No entanto, a situação mudou, para melhor.
Fumava-se em ônibus, em restaurantes e até em hospitais. A rua estava disponível para a fumaça negra emitida pelos coletivos. A Lagoa recebia esgotos sanitários in natura e as línguas negras chegavam à areia das praias, as quais ainda serviam de lixeira a céu aberto. Nas eleições, cartazes colados por todo lado. Tudo isto era natural.
A percepção de naturalização decorre muitas vezes da repetição reiterada, que nos faz crer o fenômeno como imutável. Mas, em outras situações, trata-se de um modo de sublimar determinado problema.
Em 1937, quando o Rio já tinha quase 300 mil moradores em favelas, um decreto proibiu que elas constassem do mapa da cidade. Não estando no mapa, talvez inexistissem... Para melhorar o trânsito, suprimiu-se o bonde. Seria natural que o automóvel fechasse as ruas. E, quando se percebeu que o setor financeiro se mudava para São Paulo, proibiu-se construir novas moradias no Centro da cidade— imaginando-se que a área ficaria disponível para grandes corporações financeiras. Nem estas vieram, nem moradores— e o esvaziamento consolidou-se.
Deixar o problema prosseguir em busca de sua naturalização ou impor uma solução meramente ideológica, são ações divergentes na aparência apenas.

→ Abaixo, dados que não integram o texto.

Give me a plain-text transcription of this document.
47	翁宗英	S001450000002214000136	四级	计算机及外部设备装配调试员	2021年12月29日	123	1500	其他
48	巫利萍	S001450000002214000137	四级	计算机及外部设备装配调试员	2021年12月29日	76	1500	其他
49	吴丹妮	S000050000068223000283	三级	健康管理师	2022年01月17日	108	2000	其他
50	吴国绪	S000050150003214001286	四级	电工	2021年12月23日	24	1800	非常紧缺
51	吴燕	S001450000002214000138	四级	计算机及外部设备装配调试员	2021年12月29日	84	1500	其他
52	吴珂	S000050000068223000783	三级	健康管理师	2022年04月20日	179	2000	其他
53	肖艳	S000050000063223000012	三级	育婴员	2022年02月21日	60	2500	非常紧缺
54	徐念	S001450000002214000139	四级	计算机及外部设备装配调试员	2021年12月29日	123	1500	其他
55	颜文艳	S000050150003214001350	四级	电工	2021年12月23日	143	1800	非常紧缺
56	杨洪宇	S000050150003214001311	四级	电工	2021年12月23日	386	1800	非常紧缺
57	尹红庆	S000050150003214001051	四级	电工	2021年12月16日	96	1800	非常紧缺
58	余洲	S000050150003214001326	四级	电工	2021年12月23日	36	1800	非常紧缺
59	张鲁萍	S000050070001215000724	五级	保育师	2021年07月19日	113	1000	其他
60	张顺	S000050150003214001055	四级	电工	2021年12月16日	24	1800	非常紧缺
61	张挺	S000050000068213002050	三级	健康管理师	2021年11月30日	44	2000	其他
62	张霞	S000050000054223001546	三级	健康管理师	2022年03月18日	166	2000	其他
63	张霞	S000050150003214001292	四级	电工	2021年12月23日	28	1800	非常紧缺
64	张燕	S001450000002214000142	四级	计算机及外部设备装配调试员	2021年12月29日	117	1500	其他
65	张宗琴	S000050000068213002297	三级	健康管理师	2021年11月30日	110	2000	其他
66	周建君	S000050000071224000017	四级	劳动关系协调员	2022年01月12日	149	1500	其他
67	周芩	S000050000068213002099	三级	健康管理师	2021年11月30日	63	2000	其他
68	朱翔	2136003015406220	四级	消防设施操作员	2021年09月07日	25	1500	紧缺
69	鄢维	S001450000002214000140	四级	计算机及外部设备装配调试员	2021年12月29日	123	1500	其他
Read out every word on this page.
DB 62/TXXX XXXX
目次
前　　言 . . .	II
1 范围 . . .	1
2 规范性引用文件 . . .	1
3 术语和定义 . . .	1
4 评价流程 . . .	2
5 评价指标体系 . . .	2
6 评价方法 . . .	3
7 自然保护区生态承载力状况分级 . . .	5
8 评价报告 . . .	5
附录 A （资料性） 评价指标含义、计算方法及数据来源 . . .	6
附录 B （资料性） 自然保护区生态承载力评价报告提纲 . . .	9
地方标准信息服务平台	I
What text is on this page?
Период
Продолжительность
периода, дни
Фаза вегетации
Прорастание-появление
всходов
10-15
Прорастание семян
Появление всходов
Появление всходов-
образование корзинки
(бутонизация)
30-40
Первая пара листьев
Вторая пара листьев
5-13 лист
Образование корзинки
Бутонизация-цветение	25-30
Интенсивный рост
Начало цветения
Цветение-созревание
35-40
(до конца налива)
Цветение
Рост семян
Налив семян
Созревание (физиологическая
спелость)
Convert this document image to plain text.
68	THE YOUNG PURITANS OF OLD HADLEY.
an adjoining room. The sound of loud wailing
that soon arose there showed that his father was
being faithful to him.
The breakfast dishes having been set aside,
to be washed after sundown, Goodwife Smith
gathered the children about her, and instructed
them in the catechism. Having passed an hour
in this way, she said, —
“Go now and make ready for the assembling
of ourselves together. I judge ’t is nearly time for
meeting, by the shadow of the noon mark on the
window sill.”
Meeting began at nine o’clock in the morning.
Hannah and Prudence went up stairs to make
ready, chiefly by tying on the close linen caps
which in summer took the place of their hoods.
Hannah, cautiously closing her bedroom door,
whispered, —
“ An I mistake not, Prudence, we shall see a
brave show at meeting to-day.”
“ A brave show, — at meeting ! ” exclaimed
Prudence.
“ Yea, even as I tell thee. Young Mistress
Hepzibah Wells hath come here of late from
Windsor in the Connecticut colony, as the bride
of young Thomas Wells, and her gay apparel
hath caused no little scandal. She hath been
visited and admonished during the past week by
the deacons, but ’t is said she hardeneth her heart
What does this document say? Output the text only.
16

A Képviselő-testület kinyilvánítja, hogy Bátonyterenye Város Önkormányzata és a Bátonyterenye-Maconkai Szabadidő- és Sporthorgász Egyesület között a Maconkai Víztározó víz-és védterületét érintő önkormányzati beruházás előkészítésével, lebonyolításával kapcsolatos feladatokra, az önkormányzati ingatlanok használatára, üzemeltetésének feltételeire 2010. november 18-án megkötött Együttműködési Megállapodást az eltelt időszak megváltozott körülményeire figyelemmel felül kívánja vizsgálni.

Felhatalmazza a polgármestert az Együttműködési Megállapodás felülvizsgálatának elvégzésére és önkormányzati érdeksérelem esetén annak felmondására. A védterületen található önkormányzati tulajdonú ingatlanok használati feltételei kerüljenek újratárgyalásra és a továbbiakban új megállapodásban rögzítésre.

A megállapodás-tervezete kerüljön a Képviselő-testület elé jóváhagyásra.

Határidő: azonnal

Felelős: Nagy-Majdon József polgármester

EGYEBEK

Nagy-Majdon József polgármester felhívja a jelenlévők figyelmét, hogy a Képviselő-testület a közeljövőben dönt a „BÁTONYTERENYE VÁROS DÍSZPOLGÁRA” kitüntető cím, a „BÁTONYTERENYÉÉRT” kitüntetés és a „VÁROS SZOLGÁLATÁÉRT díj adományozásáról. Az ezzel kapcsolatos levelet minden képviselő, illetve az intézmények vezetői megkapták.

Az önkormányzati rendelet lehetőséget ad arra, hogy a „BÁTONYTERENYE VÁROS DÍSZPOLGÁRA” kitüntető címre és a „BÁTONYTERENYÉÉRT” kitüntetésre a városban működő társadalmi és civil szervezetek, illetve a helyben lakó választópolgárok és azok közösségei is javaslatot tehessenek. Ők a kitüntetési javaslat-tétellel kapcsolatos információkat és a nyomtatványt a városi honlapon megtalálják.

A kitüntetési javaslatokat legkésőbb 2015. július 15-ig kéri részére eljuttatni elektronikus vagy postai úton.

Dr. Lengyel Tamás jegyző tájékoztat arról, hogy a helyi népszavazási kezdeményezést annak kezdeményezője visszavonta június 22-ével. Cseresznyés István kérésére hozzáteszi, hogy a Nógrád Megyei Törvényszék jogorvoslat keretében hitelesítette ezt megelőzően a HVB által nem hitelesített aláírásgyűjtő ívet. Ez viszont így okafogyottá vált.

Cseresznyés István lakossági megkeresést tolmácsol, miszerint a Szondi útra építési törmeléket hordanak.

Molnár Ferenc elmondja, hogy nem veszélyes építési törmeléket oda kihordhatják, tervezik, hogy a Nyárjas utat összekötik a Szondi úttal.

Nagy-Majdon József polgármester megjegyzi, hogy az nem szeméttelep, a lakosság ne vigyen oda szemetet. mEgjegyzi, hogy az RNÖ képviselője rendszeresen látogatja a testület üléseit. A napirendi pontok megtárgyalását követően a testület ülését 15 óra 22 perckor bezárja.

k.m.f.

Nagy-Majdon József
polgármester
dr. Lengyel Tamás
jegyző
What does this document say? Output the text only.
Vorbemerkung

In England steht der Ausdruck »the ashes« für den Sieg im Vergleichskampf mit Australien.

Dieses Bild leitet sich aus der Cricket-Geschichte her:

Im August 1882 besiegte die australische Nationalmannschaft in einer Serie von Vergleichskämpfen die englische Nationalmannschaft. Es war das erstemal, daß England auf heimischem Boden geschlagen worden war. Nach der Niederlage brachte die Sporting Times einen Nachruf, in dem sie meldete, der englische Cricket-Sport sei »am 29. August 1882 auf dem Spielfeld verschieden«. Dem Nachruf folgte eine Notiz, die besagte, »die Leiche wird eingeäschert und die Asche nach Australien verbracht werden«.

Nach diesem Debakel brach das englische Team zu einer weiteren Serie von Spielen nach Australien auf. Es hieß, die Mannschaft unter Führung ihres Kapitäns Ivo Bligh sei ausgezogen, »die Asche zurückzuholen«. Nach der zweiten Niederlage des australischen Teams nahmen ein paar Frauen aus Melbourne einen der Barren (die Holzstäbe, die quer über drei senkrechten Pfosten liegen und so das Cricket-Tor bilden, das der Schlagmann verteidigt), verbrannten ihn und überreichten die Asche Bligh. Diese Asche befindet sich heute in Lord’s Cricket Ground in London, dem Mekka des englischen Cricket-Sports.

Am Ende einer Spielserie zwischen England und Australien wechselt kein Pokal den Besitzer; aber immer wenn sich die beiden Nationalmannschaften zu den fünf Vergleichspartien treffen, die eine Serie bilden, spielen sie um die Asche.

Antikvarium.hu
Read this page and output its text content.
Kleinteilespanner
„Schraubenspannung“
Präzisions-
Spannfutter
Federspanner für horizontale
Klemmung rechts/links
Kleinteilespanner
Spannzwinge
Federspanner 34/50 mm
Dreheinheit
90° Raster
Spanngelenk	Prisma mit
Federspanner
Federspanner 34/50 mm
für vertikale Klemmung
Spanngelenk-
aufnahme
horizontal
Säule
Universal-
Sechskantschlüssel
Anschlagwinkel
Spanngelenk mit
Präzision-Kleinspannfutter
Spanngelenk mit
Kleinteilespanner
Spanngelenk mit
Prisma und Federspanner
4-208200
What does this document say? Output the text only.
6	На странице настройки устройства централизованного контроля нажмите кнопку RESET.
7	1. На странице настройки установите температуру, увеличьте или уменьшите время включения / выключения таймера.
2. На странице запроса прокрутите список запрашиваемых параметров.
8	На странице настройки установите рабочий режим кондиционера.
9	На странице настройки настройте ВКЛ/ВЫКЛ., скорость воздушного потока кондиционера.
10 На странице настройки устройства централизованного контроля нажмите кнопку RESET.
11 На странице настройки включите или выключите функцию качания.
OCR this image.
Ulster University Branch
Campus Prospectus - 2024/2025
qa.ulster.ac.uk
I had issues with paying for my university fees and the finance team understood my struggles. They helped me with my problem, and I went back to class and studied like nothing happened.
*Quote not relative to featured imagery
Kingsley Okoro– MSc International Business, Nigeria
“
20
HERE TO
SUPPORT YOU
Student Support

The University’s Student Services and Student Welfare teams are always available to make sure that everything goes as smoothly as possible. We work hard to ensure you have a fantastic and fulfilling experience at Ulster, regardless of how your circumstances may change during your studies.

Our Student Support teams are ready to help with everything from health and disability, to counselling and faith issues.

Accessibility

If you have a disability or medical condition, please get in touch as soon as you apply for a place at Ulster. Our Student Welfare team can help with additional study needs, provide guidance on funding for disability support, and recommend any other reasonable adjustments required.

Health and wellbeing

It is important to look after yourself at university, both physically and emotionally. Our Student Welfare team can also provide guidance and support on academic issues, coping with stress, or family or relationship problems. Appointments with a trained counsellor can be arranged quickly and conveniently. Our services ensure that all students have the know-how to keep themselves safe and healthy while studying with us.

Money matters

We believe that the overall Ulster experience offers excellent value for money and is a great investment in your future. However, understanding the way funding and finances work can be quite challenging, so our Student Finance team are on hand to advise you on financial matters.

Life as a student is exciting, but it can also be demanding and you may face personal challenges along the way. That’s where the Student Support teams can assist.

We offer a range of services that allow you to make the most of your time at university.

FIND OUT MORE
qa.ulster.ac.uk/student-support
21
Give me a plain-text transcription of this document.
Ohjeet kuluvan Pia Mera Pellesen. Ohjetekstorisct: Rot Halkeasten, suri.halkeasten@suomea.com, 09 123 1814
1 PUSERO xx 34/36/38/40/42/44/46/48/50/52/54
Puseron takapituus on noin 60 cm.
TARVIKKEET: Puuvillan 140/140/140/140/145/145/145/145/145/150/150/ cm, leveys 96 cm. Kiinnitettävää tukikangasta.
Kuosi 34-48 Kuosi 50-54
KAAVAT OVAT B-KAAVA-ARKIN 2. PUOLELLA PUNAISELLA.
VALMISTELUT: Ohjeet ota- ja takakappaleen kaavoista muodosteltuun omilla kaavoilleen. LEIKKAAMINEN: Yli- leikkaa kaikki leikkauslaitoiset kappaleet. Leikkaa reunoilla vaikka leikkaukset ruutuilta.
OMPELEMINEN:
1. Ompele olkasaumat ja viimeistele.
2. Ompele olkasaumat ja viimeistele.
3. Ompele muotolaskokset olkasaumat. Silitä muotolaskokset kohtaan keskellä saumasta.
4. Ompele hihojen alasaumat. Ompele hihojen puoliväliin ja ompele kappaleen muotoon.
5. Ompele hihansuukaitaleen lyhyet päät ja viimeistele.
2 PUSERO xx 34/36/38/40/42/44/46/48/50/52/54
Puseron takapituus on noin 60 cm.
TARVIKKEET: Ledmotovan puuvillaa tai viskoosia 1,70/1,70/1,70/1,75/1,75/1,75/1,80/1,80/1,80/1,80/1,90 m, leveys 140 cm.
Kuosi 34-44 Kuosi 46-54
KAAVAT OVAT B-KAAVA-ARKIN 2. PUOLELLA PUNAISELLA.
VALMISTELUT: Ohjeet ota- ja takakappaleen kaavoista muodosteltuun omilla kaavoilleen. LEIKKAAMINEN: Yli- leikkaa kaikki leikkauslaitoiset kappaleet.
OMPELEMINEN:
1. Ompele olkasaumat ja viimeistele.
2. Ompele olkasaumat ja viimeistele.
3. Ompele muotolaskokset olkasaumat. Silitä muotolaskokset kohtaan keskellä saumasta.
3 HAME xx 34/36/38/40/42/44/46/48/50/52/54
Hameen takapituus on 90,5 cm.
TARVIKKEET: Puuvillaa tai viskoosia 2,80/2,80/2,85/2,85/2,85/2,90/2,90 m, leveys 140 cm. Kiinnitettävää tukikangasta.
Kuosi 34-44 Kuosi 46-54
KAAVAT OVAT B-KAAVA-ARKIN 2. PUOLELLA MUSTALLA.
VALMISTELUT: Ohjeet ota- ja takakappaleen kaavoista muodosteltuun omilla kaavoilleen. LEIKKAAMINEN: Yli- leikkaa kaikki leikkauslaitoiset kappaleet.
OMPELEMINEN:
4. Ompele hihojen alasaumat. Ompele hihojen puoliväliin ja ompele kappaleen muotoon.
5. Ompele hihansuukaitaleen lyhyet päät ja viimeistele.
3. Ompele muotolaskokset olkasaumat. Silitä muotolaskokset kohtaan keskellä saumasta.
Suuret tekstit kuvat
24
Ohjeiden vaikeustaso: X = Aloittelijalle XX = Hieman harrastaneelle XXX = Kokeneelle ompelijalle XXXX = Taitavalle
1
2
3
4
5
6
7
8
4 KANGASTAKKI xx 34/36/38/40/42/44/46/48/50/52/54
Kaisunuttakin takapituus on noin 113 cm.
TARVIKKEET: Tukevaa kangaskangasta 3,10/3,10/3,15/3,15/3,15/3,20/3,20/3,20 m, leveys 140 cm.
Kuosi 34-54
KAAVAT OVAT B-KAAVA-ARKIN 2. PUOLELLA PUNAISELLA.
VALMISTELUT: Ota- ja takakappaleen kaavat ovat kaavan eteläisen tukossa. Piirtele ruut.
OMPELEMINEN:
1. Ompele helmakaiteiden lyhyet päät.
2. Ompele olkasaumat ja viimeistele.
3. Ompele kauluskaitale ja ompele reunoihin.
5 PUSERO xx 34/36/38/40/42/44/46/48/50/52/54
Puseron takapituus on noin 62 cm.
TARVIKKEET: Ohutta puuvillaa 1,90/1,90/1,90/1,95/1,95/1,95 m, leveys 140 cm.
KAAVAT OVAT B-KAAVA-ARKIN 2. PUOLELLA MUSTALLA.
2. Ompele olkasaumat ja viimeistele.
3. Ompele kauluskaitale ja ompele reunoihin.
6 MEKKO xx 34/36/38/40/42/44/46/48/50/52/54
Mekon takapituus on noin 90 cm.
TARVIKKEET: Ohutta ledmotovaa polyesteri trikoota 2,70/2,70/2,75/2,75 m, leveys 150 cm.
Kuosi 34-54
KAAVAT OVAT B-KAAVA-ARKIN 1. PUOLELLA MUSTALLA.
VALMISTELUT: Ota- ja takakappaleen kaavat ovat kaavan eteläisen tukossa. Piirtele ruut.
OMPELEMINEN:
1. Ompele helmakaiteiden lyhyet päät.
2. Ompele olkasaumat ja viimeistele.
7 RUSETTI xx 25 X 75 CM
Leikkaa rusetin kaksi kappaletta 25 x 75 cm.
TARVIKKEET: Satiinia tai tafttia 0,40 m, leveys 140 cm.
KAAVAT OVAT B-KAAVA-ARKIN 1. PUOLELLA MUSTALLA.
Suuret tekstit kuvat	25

Jane Jacobs, a americana que escreveu o livro seminal “Morte e vida de grandes cidades”, alertava, a partir da experiência dos Estados Unidos, que não necessariamente a abundância de meios produz melhores cidades. Em seu país, o crescimento econômico também construiu cidades inóspitas e ambientes degradados.
É que as razões da boa cidade não são encontráveis em prateleiras de mercado, prontas ao uso. Mas são constituídas na complexidade da vida coletiva, no âmago da cultura. Com bons princípios, nos dizia Jacobs. E com bons projetos.
Se, felizmente, temos hoje possibilidades de investir em nossas cidades, nem por isso podemos perder energias e recursos. Nosso passivo urbanístico e ambiental não é pequeno. A Lagoa está em franca recuperação. Mas a Baía de Guanabara ainda espera o seu reerguimento.
A cidade metropolitana do Rio, deixando-se como está, acelerará o processo de expansão predatória de ocupação do território e de ampliação da miséria. Mas é possível estancá-lo. Precisamos institucionalizar políticas setoriais metropolitanas, como a de transporte público. É bom o exemplo de São Paulo, que há mais de trinta anos mantém carteira de projetos no BNDES em busca de financiamento para o metrô. ”Naturalmente” os trens não se transformam em metrô; com projetos, sim.
Tampouco é apenas com grandes investimentos que a boa cidade se constrói. Nossas calçadas já não são dos automóveis! Contudo, nosso espaço público ainda é maltratado,cheio de obstáculos. Se tivermos o desejo de espaços públicos qualificados, bons projetos contarão com a participação cidadã para a sua implantação.
Foi possível impedir que se fumasse nos ônibus e evitar a fumaça negra.Se tivermos projeto, poderemos alcançar no médio prazo que nossos ônibus sejam amigáveis, confortáveis, com acessibilidade universal, silenciosos: que sejam urbanos.
Ainda por longo tempo nossas cidades terão uma agenda de premência. Saneamento, mobilidade e habitação são temas cruciais. Mas já é possível objetivarmos uma agenda paralela de ações mais disseminadas, em que também seja ampliada a nossa adesão à cidade e evidenciadas as energias que a população está disposta a oferecer. O carnaval que voltou às ruas é uma evidência do desejo carioca por uma cidade aberta, livre, alegre. Segura e sem grades.